Chronic Pain.
What you need to know.   


Richard Harrold
Benjamin Janaway


What is Chronic Pain?

Pain is defined simply as “an unpleasant sensory or emotional experience associated with actual or potential tissue damage”. Chronic pain has many definitions but is generally deemed to be pain that lasts beyond the time at which normal healing should occur, and is usually referred to as pain persisting for greater than 3 months. Each individuals experience differs greatly, and some may suffer a lifelong problem.

One 2015 report describes attempts to clarify the definition of chronic pain and subdivide it into around seven different groups including primary chronic pain, chronic cancer pain and many others. This approach has the potential to provide a framework for establishing better the cause of chronic pain and how we may best treat them.

Treating chronic pain

Chronic pain is complex and usually coexists with depression, anxiety or sleep disorders. These conditions, in turn, are  associated with disability, relationship distress, isolation or social problems. Once again the experience is very individual and treatment must be tailored to reflect personal need.

It is well established that pain has both physical and psychological components.

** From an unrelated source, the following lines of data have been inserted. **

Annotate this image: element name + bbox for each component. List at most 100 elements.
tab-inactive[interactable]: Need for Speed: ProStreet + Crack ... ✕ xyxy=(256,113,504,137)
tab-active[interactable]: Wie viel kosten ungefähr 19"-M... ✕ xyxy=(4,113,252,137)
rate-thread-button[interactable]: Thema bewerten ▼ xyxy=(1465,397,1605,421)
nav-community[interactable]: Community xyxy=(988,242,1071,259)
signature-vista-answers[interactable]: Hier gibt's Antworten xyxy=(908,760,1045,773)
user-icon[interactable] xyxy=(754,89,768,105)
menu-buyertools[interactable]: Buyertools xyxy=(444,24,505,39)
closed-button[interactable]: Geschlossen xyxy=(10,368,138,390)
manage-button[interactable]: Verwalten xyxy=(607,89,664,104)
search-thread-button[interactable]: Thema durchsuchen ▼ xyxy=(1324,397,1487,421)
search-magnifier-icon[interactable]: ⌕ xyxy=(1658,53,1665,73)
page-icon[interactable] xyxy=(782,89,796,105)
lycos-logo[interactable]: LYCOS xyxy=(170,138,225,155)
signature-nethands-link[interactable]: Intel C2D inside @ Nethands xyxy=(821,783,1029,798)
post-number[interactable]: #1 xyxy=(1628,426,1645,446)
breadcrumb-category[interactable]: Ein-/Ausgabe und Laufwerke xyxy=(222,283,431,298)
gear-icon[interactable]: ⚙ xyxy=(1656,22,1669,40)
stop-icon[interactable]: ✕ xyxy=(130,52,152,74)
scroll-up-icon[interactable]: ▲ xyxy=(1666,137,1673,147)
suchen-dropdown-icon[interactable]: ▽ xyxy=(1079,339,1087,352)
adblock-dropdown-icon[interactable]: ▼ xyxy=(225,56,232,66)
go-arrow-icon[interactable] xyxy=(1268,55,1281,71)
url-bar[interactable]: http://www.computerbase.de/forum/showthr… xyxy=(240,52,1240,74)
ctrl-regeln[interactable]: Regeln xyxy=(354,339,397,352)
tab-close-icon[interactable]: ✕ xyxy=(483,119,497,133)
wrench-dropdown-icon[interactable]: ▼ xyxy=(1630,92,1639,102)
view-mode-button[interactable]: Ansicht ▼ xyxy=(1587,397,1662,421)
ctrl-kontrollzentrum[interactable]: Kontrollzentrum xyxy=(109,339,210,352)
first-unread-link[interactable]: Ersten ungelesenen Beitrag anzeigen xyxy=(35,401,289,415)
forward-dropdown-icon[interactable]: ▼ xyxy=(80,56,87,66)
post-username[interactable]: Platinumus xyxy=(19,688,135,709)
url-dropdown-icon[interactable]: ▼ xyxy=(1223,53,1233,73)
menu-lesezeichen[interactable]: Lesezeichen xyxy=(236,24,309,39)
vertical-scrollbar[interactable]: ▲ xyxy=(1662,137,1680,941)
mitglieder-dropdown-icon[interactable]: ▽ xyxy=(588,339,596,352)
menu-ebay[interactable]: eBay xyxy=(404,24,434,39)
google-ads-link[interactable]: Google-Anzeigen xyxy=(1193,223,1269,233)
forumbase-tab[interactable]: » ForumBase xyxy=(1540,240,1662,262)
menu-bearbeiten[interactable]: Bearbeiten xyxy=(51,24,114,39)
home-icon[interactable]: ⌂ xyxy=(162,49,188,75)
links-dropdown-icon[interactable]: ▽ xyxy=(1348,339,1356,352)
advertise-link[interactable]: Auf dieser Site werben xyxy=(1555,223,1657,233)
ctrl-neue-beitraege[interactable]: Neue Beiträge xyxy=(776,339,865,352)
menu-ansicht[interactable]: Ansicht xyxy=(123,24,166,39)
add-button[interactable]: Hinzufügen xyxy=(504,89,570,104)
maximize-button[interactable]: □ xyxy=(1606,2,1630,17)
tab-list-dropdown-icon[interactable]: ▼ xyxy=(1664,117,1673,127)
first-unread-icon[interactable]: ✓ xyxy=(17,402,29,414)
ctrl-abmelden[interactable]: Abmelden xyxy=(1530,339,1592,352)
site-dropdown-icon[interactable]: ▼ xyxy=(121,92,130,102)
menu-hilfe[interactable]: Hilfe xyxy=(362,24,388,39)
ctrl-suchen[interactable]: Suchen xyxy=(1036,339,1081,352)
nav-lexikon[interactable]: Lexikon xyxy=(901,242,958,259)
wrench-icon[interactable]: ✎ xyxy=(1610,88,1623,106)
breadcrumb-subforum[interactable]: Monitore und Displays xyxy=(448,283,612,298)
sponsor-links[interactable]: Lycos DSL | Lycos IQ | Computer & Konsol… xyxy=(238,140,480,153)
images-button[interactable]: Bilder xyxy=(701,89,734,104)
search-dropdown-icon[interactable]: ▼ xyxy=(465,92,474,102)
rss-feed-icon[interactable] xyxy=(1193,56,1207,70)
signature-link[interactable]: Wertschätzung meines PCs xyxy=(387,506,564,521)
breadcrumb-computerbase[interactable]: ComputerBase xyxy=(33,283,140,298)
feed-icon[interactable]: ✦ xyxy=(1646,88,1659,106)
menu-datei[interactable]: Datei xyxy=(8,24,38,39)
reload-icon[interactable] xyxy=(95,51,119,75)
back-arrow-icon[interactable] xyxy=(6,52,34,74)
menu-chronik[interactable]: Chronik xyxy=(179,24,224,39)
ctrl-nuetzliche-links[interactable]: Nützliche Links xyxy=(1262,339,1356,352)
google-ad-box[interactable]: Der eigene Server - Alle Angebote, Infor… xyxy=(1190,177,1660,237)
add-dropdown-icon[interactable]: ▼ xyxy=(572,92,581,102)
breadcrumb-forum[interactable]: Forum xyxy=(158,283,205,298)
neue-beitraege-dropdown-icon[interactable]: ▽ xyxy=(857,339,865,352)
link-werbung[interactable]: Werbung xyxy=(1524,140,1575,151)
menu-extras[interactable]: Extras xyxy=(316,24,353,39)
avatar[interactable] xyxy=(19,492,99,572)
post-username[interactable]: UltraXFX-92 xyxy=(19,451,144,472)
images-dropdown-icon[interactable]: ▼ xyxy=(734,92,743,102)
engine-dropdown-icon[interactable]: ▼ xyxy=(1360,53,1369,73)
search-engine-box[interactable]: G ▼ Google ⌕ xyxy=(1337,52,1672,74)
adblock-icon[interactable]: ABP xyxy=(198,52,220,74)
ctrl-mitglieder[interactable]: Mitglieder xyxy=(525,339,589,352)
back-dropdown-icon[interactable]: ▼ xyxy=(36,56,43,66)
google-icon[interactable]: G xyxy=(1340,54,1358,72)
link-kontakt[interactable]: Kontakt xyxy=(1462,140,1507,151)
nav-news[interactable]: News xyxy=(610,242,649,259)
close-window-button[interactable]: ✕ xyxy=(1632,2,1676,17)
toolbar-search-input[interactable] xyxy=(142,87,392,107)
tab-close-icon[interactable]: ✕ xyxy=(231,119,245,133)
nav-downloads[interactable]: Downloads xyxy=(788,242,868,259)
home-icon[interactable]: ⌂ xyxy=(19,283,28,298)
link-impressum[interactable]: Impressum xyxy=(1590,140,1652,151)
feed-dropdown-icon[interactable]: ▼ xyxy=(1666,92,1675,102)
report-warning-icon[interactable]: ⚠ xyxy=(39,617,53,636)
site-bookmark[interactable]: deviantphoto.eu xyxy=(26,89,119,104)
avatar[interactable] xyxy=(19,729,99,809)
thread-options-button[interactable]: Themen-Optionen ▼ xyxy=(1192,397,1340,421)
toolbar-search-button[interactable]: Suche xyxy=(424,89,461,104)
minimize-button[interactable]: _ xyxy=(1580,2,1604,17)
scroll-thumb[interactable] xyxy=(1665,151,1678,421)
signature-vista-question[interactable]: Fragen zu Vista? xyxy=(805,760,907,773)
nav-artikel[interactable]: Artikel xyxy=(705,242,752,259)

Often by establishing the psychological aspect of pain, that is the ‘affective component’ (medical jargon,) we can greatly alleviate the physical. It is worth remembering that the brain creates pain, and it can do that in a variety of ways. It is easy to believe how deep psychological pain can become physical.

Use of the SIGN framework ((Scottish Intercollegiate Guidelines Network) assists pain management, combining up to date research and providing a plan This guideline sets out a method for initiating a therapeutic relationship with chronic pain patients.  The plan includes taking a deep history of a patients life an experience to approach the problem from al angles, psychological, physical and social.  Treatment can be drugs, therapy and physical exercises.

Drugs

Pharmacological, or drug, therapy is the initial treatment of choice. The recommendation is to use a stepwise system based on what works.  simple painkillers, such as paracetamol and ibuprofen, and then progresses to mild and then to strong opioids such as codeine and morphine-derived medications.

Tailoring medications to suit an individual patient is one of the most difficult aspects of controlling this type of pain as medications will respond differently with each patient given differing neurobiological responses. This means what works for one patient may have no impact whatsoever on another.

Alternative medications such as antidepressants, antiepileptic medications and topical preparations are also suggested if more traditional analgesics are not successful.

Psychological and behavioural therapy

Another approach is psychological therapy. This can take many forms, including cognitive therapies. These therapies are thought to increase coping skills and develop adaptive strategies amongst patients.  These methods improve quality of life. A doctors role in initial therapy is vital given their ability to influence and not reinforce unhelpful behaviours patient.

There is mixed evidence regarding psychological therapies however overall there is shown to be a positive impact of cognitive therapies on chronic pain.

Physical therapy

Physical therapies  are showing promise in chronic lower back pain.  The use of ‘alternative therapies’, in particular acupuncture, have evidence of variable quality for use in chronic pain. It is important that patients who make use of alternative therapies ensure their practitioner is registered with the relevant professional body and that they inform their GP or healthcare professional.

Some further therapies are more self-directed, including encouraging the use of chronic pain support groups which demonstrated improved psychological health.

Conclusion

This article is just a brief  overview of a subject requiring deep consideration. oChronic pain is something which effects many of the population and is an area which we do not yet have all the answers for. We hope that the above is a good start, but would value your feedback on our work and what works for you.
If anybody is struggling with chronic pain or associated conditions, please see your GP or visit the NHS website for where best to get assistance and appropriate advice.
 
Any opinions above are the author's alone and may not represent those of the NHS or Mind and Medicine. Any comment is based on the best available evidence at the time of writing.  All data is based on externally validated studies unless expressed otherwise. Novel data is representative of sample surveyed. Online recommendation is no substitute for seeing your own doctor and should not be taken as medical advice.
 
Sources

Network SIG. SIGN 136: Management of Chronic Pain. Edinburgh: SIGN; 2013.
Treede RD, Rief W, Barke A, Aziz Q, Bennett MI, Benoliel R, et al. A classification of chronic pain for ICD-11. Pain. 2015;156(6):1003-7.
 WHO. International Statistical Classification of Diseases and Related Health Problems 10th Revision. 2010.
Eccleston C, Morley SJ, Williams AC. Psychological approaches to chronic pain management: evidence and challenges. Br J Anaesth. 2013;111(1):59-63.
 Fernandez E, Turk DC. Sensory and affective components of pain: separation and synthesis. Psychol Bull. 1992;112(2):205-17.
 Finlay KA, Elander J. Reflecting the transition from pain management services to chronic pain support group attendance: An interpretative phenomenological analysis. Br J Health Psychol. 2016;21(3):660-76.